In Africa, where the most potentially dangerous terrorist sanctuaries are flourishing, the document engages in more political theater. One of the more head-scratching claims is the line: “We are rebuilding bilateral [counterterrorism] relations with African governments who had been ignored or insulted by Biden-era neocolonial policies focused on globalist left-wing cultural hegemony.” The Africa section also laments the plight of Christians in Africa, who it calls “the most persecuted people on Earth,” exaggerating a real problem for political effect. However, the document does not address current near-term crises on the continent. In Mali, al-Qaeda’s Sahel branch looks likely to oust the government. The Atlantic Council’s own Alex Plitsas after a recent trip to Africa noted that the US military efforts on the continent were under resourced and under prioritized, warning that the lights were blinking red in terms of the terrorism threat.
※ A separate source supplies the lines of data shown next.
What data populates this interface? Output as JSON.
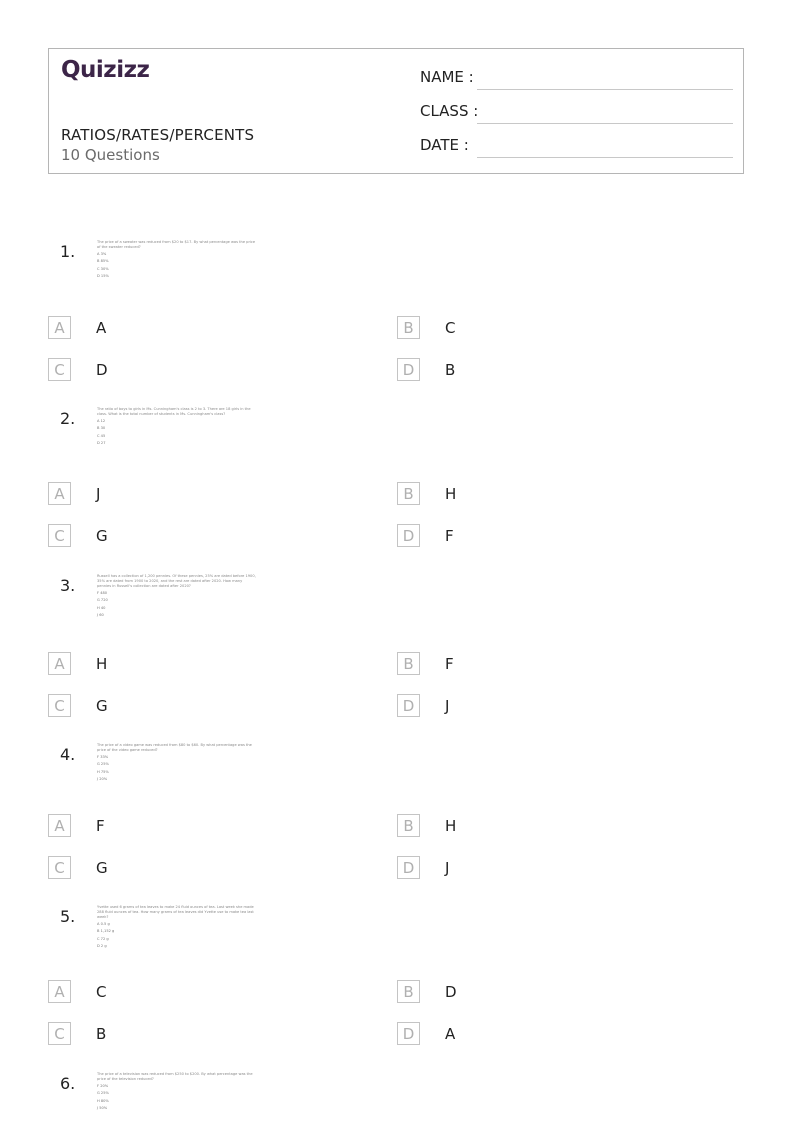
{
  "header": {
    "logo": "Quizizz",
    "title": "RATIOS/RATES/PERCENTS",
    "subtitle": "10 Questions",
    "fields": [
      {
        "label": "NAME :"
      },
      {
        "label": "CLASS :"
      },
      {
        "label": "DATE  :"
      }
    ]
  },
  "questions": [
    {
      "number": "1.",
      "image_text": {
        "stem": "The price of a sweater was reduced from $20 to $17. By what percentage was the price of the sweater reduced?",
        "options": [
          "A  3%",
          "B  85%",
          "C  30%",
          "D  15%"
        ]
      },
      "answers": [
        {
          "letter": "A",
          "text": "A"
        },
        {
          "letter": "B",
          "text": "C"
        },
        {
          "letter": "C",
          "text": "D"
        },
        {
          "letter": "D",
          "text": "B"
        }
      ]
    },
    {
      "number": "2.",
      "image_text": {
        "stem": "The ratio of boys to girls in Ms. Cunningham's class is 2 to 3. There are 18 girls in the class. What is the total number of students in Ms. Cunningham's class?",
        "options": [
          "A  12",
          "B  30",
          "C  45",
          "D  27"
        ]
      },
      "answers": [
        {
          "letter": "A",
          "text": "J"
        },
        {
          "letter": "B",
          "text": "H"
        },
        {
          "letter": "C",
          "text": "G"
        },
        {
          "letter": "D",
          "text": "F"
        }
      ]
    },
    {
      "number": "3.",
      "image_text": {
        "stem": "Russell has a collection of 1,200 pennies. Of these pennies, 25% are dated before 1900, 35% are dated from 1900 to 2020, and the rest are dated after 2020. How many pennies in Russell's collection are dated after 2020?",
        "options": [
          "F  480",
          "G  720",
          "H  40",
          "J  60"
        ]
      },
      "answers": [
        {
          "letter": "A",
          "text": "H"
        },
        {
          "letter": "B",
          "text": "F"
        },
        {
          "letter": "C",
          "text": "G"
        },
        {
          "letter": "D",
          "text": "J"
        }
      ]
    },
    {
      "number": "4.",
      "image_text": {
        "stem": "The price of a video game was reduced from $80 to $60. By what percentage was the price of the video game reduced?",
        "options": [
          "F  33%",
          "G  25%",
          "H  75%",
          "J  20%"
        ]
      },
      "answers": [
        {
          "letter": "A",
          "text": "F"
        },
        {
          "letter": "B",
          "text": "H"
        },
        {
          "letter": "C",
          "text": "G"
        },
        {
          "letter": "D",
          "text": "J"
        }
      ]
    },
    {
      "number": "5.",
      "image_text": {
        "stem": "Yvette used 6 grams of tea leaves to make 24 fluid ounces of tea. Last week she made 288 fluid ounces of tea. How many grams of tea leaves did Yvette use to make tea last week?",
        "options": [
          "A  0.5 g",
          "B  1,152 g",
          "C  72 g",
          "D  2 g"
        ]
      },
      "answers": [
        {
          "letter": "A",
          "text": "C"
        },
        {
          "letter": "B",
          "text": "D"
        },
        {
          "letter": "C",
          "text": "B"
        },
        {
          "letter": "D",
          "text": "A"
        }
      ]
    },
    {
      "number": "6.",
      "image_text": {
        "stem": "The price of a television was reduced from $250 to $200. By what percentage was the price of the television reduced?",
        "options": [
          "F  20%",
          "G  25%",
          "H  80%",
          "J  50%"
        ]
      },
      "answers": []
    }
  ]
}
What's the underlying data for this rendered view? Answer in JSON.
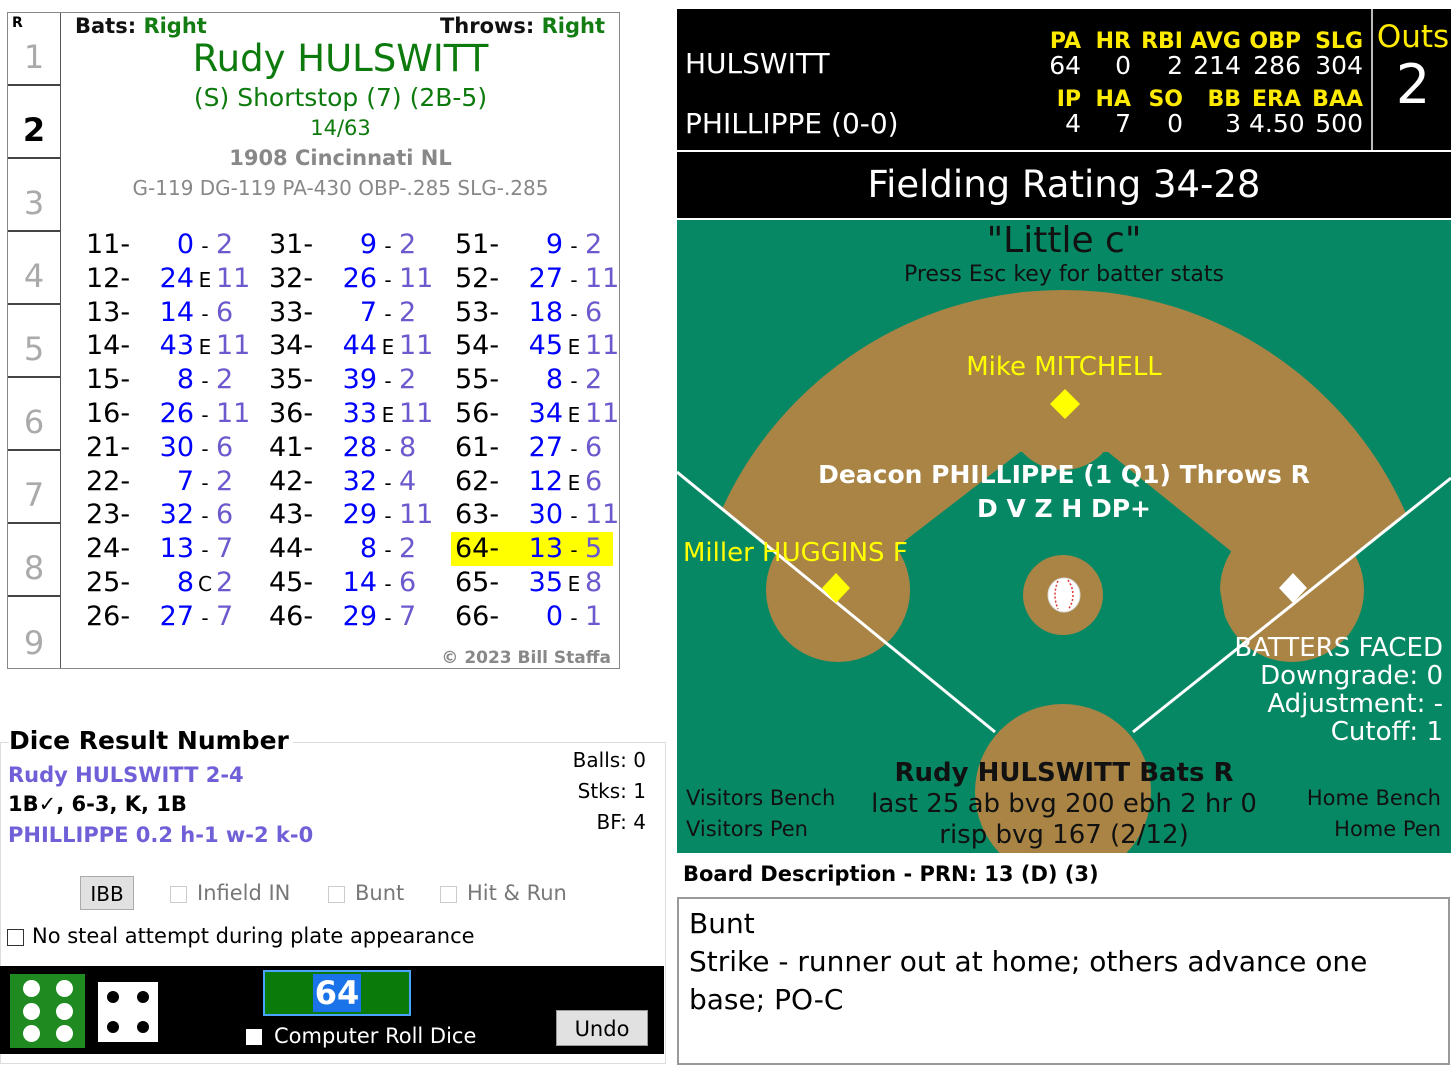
{
  "card": {
    "hand_label": "R",
    "row_numbers": [
      "1",
      "2",
      "3",
      "4",
      "5",
      "6",
      "7",
      "8",
      "9"
    ],
    "current_row": "2",
    "bats_label": "Bats:",
    "bats_value": "Right",
    "throws_label": "Throws:",
    "throws_value": "Right",
    "player_name": "Rudy HULSWITT",
    "position": "(S) Shortstop (7) (2B-5)",
    "fraction": "14/63",
    "team": "1908 Cincinnati NL",
    "stats": "G-119 DG-119 PA-430 OBP-.285 SLG-.285",
    "copyright": "© 2023 Bill Staffa",
    "grid": [
      [
        {
          "roll": "11-",
          "a": "0",
          "s": "-",
          "b": "2"
        },
        {
          "roll": "12-",
          "a": "24",
          "s": "E",
          "b": "11"
        },
        {
          "roll": "13-",
          "a": "14",
          "s": "-",
          "b": "6"
        },
        {
          "roll": "14-",
          "a": "43",
          "s": "E",
          "b": "11"
        },
        {
          "roll": "15-",
          "a": "8",
          "s": "-",
          "b": "2"
        },
        {
          "roll": "16-",
          "a": "26",
          "s": "-",
          "b": "11"
        },
        {
          "roll": "21-",
          "a": "30",
          "s": "-",
          "b": "6"
        },
        {
          "roll": "22-",
          "a": "7",
          "s": "-",
          "b": "2"
        },
        {
          "roll": "23-",
          "a": "32",
          "s": "-",
          "b": "6"
        },
        {
          "roll": "24-",
          "a": "13",
          "s": "-",
          "b": "7"
        },
        {
          "roll": "25-",
          "a": "8",
          "s": "C",
          "b": "2"
        },
        {
          "roll": "26-",
          "a": "27",
          "s": "-",
          "b": "7"
        }
      ],
      [
        {
          "roll": "31-",
          "a": "9",
          "s": "-",
          "b": "2"
        },
        {
          "roll": "32-",
          "a": "26",
          "s": "-",
          "b": "11"
        },
        {
          "roll": "33-",
          "a": "7",
          "s": "-",
          "b": "2"
        },
        {
          "roll": "34-",
          "a": "44",
          "s": "E",
          "b": "11"
        },
        {
          "roll": "35-",
          "a": "39",
          "s": "-",
          "b": "2"
        },
        {
          "roll": "36-",
          "a": "33",
          "s": "E",
          "b": "11"
        },
        {
          "roll": "41-",
          "a": "28",
          "s": "-",
          "b": "8"
        },
        {
          "roll": "42-",
          "a": "32",
          "s": "-",
          "b": "4"
        },
        {
          "roll": "43-",
          "a": "29",
          "s": "-",
          "b": "11"
        },
        {
          "roll": "44-",
          "a": "8",
          "s": "-",
          "b": "2"
        },
        {
          "roll": "45-",
          "a": "14",
          "s": "-",
          "b": "6"
        },
        {
          "roll": "46-",
          "a": "29",
          "s": "-",
          "b": "7"
        }
      ],
      [
        {
          "roll": "51-",
          "a": "9",
          "s": "-",
          "b": "2"
        },
        {
          "roll": "52-",
          "a": "27",
          "s": "-",
          "b": "11"
        },
        {
          "roll": "53-",
          "a": "18",
          "s": "-",
          "b": "6"
        },
        {
          "roll": "54-",
          "a": "45",
          "s": "E",
          "b": "11"
        },
        {
          "roll": "55-",
          "a": "8",
          "s": "-",
          "b": "2"
        },
        {
          "roll": "56-",
          "a": "34",
          "s": "E",
          "b": "11"
        },
        {
          "roll": "61-",
          "a": "27",
          "s": "-",
          "b": "6"
        },
        {
          "roll": "62-",
          "a": "12",
          "s": "E",
          "b": "6"
        },
        {
          "roll": "63-",
          "a": "30",
          "s": "-",
          "b": "11"
        },
        {
          "roll": "64-",
          "a": "13",
          "s": "-",
          "b": "5",
          "highlight": true
        },
        {
          "roll": "65-",
          "a": "35",
          "s": "E",
          "b": "8"
        },
        {
          "roll": "66-",
          "a": "0",
          "s": "-",
          "b": "1"
        }
      ]
    ],
    "highlight_color": "#ffff00"
  },
  "dice_result": {
    "title": "Dice Result Number",
    "batter_line": "Rudy HULSWITT  2-4",
    "batter_results": "1B✓, 6-3, K, 1B",
    "pitcher_line": "PHILLIPPE  0.2  h-1  w-2  k-0",
    "balls": "Balls: 0",
    "strikes": "Stks: 1",
    "bf": "BF: 4",
    "ibb_label": "IBB",
    "infield_in_label": "Infield IN",
    "bunt_label": "Bunt",
    "hit_run_label": "Hit & Run",
    "no_steal_label": "No steal attempt during plate appearance",
    "die1": 6,
    "die2": 4,
    "roll_value": "64",
    "computer_roll_label": "Computer Roll Dice",
    "undo_label": "Undo"
  },
  "scoreboard": {
    "batter_name": "HULSWITT",
    "batter_headers": [
      "PA",
      "HR",
      "RBI",
      "AVG",
      "OBP",
      "SLG"
    ],
    "batter_values": [
      "64",
      "0",
      "2",
      "214",
      "286",
      "304"
    ],
    "pitcher_name": "PHILLIPPE (0-0)",
    "pitcher_headers": [
      "IP",
      "HA",
      "SO",
      "BB",
      "ERA",
      "BAA"
    ],
    "pitcher_values": [
      "4",
      "7",
      "0",
      "3",
      "4.50",
      "500"
    ],
    "outs_label": "Outs",
    "outs_value": "2"
  },
  "fielding_rating": "Fielding Rating 34-28",
  "field": {
    "park_name": "\"Little c\"",
    "hint": "Press Esc key for batter stats",
    "runner_second": "Mike MITCHELL",
    "runner_third": "Miller HUGGINS F",
    "pitcher_line": "Deacon PHILLIPPE (1 Q1) Throws R",
    "pitcher_ratings": "D V Z H DP+",
    "batters_faced_title": "BATTERS FACED",
    "downgrade": "Downgrade: 0",
    "adjustment": "Adjustment: -",
    "cutoff": "Cutoff: 1",
    "batter_line": "Rudy HULSWITT Bats R",
    "batter_last25": "last 25 ab bvg 200 ebh 2 hr 0",
    "batter_risp": "risp bvg 167 (2/12)",
    "visitors_bench": "Visitors Bench",
    "visitors_pen": "Visitors Pen",
    "home_bench": "Home Bench",
    "home_pen": "Home Pen",
    "grass_color": "#078864",
    "dirt_color": "#a98445",
    "runner_color": "#ffff00"
  },
  "board_description": {
    "label": "Board Description - PRN: 13 (D) (3)",
    "line1": "Bunt",
    "line2": "Strike - runner out at home; others advance one base; PO-C"
  }
}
Finally, any counterterrorism strategy must not only include kinetic options; the US can’t just kill its way out of this problem set. The death of a senior ISIS terrorist last week from a US and Nigerian joint operation was enormously welcome, but ISIS has proved resilient, and this is just one part of what must be a whole-of-government strategy. But the document completely ignores soft power, and the Trump administration’s elimination of the US Agency for International Development (USAID) among other major cuts to the US State Department have contributed to an erosion of US soft power worldwide.
—Marc Polymeropoulos is a nonresident senior fellow in the Forward Defense program of the Atlantic Council’s Scowcroft Center for Strategy and Security and an adviser to the Counterterrorism Project. He worked for twenty-six years at the CIA before retiring in July 2019 at the senior intelligence service level.